By Chuck Sudo in News on Nov 30, 2012 3:00PM

Gov. Pat Quinn with a few of his supporters (Photo courtesy of Gov. Quinn's Flickr feed.)

We already knew Pat Quinn's approval ratings as Illinois Governor are so low that no amount of A Prairie Home Companion appearances or cinnamon challenges are likely to result in a rebound any time soon. A new poll conducted by Public Policy Polling gives an indication of how deep in the weeds Quinn has sunk, particularly if he wants to stay in the Governor's mansion past 2014. (It's never too early to place your bets, readers.)

With a 64 percent disapproval rating, Quinn is the most unpopular governor PPP has polled in the country this year. Only 25 percent of those polled were satisfied with Quinn's performance. Quinn's disapproval ratings among Democrats are more telling: 43 percent of Democrats who took the survey disapproved of him.

With the gubernatorial primaries less than two years away, Quinn trails in head-to-head match ups against Bill Daley (37-34), and Illinois Attorney General Lisa Madigan—if she decides to run for governor—64-20. Madigan is the wild card in early gubernatorial odds, according to PPP. If she embarks on a run for governor, she would be the early favorite in the primary and general election.

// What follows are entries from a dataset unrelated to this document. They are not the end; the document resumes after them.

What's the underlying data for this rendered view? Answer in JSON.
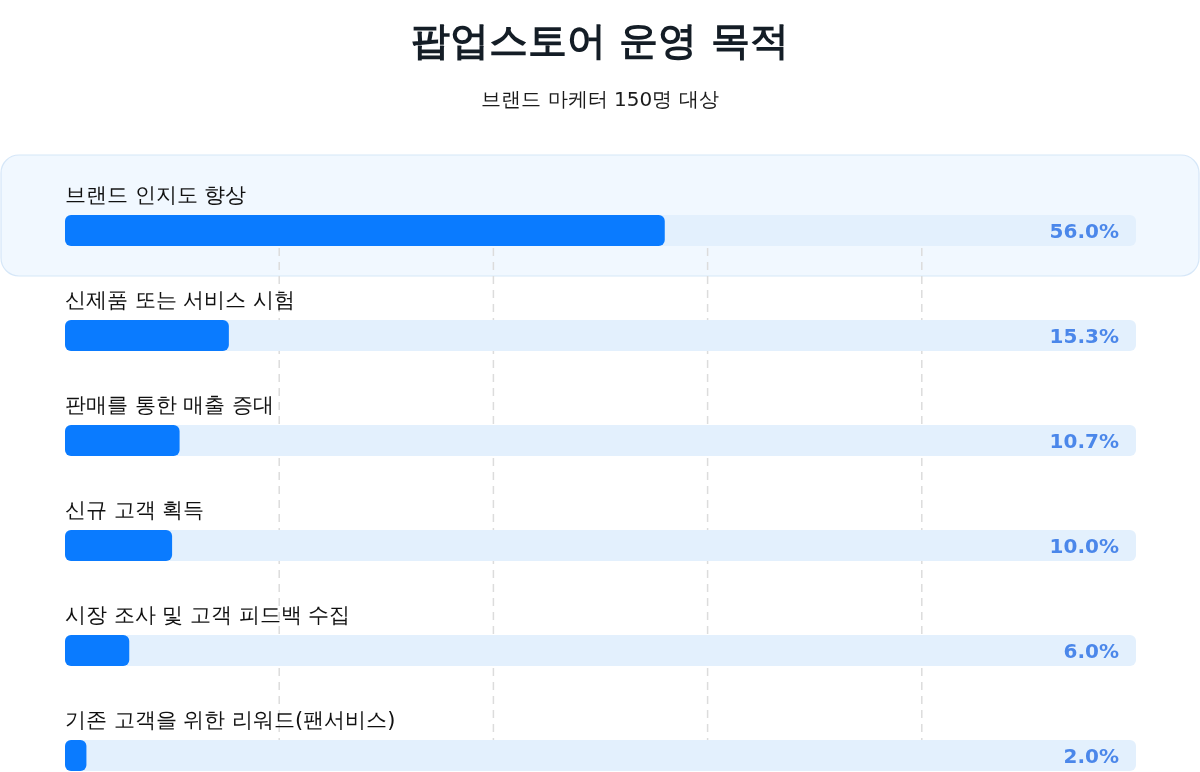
{
  "chart_data": {
    "type": "bar",
    "orientation": "horizontal",
    "title": "팝업스토어 운영 목적",
    "subtitle": "브랜드 마케터 150명 대상",
    "categories": [
      "브랜드 인지도 향상",
      "신제품 또는 서비스 시험",
      "판매를 통한 매출 증대",
      "신규 고객 획득",
      "시장 조사 및 고객 피드백 수집",
      "기존 고객을 위한 리워드(팬서비스)"
    ],
    "values": [
      56.0,
      15.3,
      10.7,
      10.0,
      6.0,
      2.0
    ],
    "value_labels": [
      "56.0%",
      "15.3%",
      "10.7%",
      "10.0%",
      "6.0%",
      "2.0%"
    ],
    "color": "#0a7bff",
    "xlim": [
      0,
      100
    ],
    "xticks": [
      {
        "value": 20,
        "label": null
      },
      {
        "value": 40,
        "label": null
      },
      {
        "value": 60,
        "label": null
      },
      {
        "value": 80,
        "label": null
      }
    ],
    "tick_labels": "y",
    "grid": "x",
    "bands": [
      {
        "axis": "x",
        "from": 0,
        "to": 100,
        "color": "#e3f0fd"
      }
    ]
  }
}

Quinn fares only slightly better against GOP gubernatorial prospects. He would trail in head-to-head match ups against State Sen. Kirk Dillard (44/37) and Illinois Treasurer Dan Rutherford (43/39), while holding a one-point advantage over Congressman Aaron Schock (40/39). But the Illinois GOP is in such disarray the field for the nomination is wide open.

The veto-proof super-majorities in both houses of the Illinois General Assembly will only make Quinn's poll numbers harder to overcome. Not that they needed super-majorities: the state Senate voted 49-4 Wednesday to override Quinn's amended ban on assault weapons. Quinn used his amendatory veto powers to place a ban on assault weapons and high capacity ammunition magazines to a mail-order ammunition bill in July. Senators said Quinn overstepped his bounds.

Quinn spokeswoman Brooke Anderson said he would continue to pursue an assault weapons ban, but didn’t provide details. Hopefully it doesn’t involve a cartoon animal with a cute name.